Is your child starting school in September? – Some simple tips for a smooth transition

12 Aug 2015 Posted by: Catherine Roche

If you’re a parent whose child is starting primary school in a few weeks’ time, no doubt you’ll have already been thinking about practical things like school uniforms.

But what about helping your little one prepare for such a big life change on an emotional level?

At Place2Be, we know from our decades of experience working in schools that coping with changes can sometimes be challenging for young children.

And as a mother myself, I think it’s often harder for us parents. I remember that first day so vividly as my little one marched off in a line to his new classroom…

Here are a few practical things you can do to prepare your child for this change and help to make starting school a stress-free and hugely positive experience and key moment and memory for everyone:

1. Think positive – children are often surprisingly aware of the emotions of their parents. If you seem worried about the start of school, your child is likely to pick up on it as you are their role model. Try not pass on any of your own anxieties to your children by staying positive! Keep calm and confident …

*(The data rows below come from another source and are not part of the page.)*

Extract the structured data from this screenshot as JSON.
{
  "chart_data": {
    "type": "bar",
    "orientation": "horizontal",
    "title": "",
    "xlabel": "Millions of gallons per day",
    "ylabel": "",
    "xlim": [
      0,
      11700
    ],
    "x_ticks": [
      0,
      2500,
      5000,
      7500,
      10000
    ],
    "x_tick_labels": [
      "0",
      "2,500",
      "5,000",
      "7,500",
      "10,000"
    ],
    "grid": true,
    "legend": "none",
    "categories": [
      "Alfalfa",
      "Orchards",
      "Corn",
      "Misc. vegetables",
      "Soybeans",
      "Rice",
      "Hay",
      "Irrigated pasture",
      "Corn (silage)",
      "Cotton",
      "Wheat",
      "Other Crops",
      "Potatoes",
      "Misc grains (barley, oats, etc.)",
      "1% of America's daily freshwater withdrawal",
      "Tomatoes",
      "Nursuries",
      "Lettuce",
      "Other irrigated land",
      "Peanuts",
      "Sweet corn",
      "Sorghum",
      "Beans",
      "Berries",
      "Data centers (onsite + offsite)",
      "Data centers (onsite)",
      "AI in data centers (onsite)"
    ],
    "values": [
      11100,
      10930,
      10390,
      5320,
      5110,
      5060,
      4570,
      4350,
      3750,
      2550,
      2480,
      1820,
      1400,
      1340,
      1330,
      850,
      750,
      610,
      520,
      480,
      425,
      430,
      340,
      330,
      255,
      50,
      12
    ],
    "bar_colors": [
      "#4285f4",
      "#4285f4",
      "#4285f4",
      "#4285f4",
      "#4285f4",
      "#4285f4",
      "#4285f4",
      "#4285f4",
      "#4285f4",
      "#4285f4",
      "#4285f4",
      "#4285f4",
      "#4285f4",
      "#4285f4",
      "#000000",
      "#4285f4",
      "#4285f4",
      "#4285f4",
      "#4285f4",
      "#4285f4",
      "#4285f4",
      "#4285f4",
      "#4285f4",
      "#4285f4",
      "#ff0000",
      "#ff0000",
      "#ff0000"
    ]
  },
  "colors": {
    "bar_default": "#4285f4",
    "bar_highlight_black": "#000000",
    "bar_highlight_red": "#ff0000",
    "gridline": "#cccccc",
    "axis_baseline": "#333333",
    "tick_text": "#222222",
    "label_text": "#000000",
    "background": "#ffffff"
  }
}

2. It’s ok to be nervous – if your child is nervous make sure you let them know that this is a completely normal way to feel. Try to give examples of times when you were nervous and how you overcame those nerves, for instance, “when I started my new job I was really nervous, but then I thought ‘I can do this!’ … and I could!”

3. Talk about school – part of this role modelling is talking positively about what it’s like to go to school to give your child a sense of what to expect. One way of doing this is using story books. A good example is ‘It’s time for school, stinky face by Lisa McCourt’ which talks about children’s anxieties in a fun and accessible way.

4. Prepare yourself – attend open days, make sure you meet the class teacher, and find out as much as you can about the welcome initiatives your child’s school offers, for instance some have buddying schemes. Talk to your child about what’s going to happen and use their teacher’s name as much as possible to prepare them.

5. Ask for help – encourage your child to ask for help if they have a problem. This is a vital life skill that all children can learn from an early age. Talk to them about who they might talk to and when, for instance their teacher, classroom assistant, school counsellor, lunchtime supervisor etc.

6. It’s good to talk – try to put aside a little time each day to spend one-to-one when you can actively listen to your child. This can be during another quiet activity such as playing together, which may help them to open up.

7. Be observant – keep an eye out for unusual changes in behaviour in the first few weeks of school, such as becoming very withdrawn and uncommunicative or alternatively lashing out and becoming boisterous. This may indicate they are having a problem at school. But don’t forget, it’s completely normal that they’ll be very tired in the first few weeks!

8. Be kind to yourself – it’s a big change for children but it’s also a big change for us parents. Whether you get upset or not, don’t be hard on yourself about your emotional reaction. There is no right or wrong way to feel at this time, it’s unique to you.

Hopefully these tips will help smooth the transition for both parents and children. I know it can be so hard to watch them go on that first day. Having in my mind that our role as parents is to help our children to grow up and be independent, and that this is another of those big steps on that journey certainly helped me.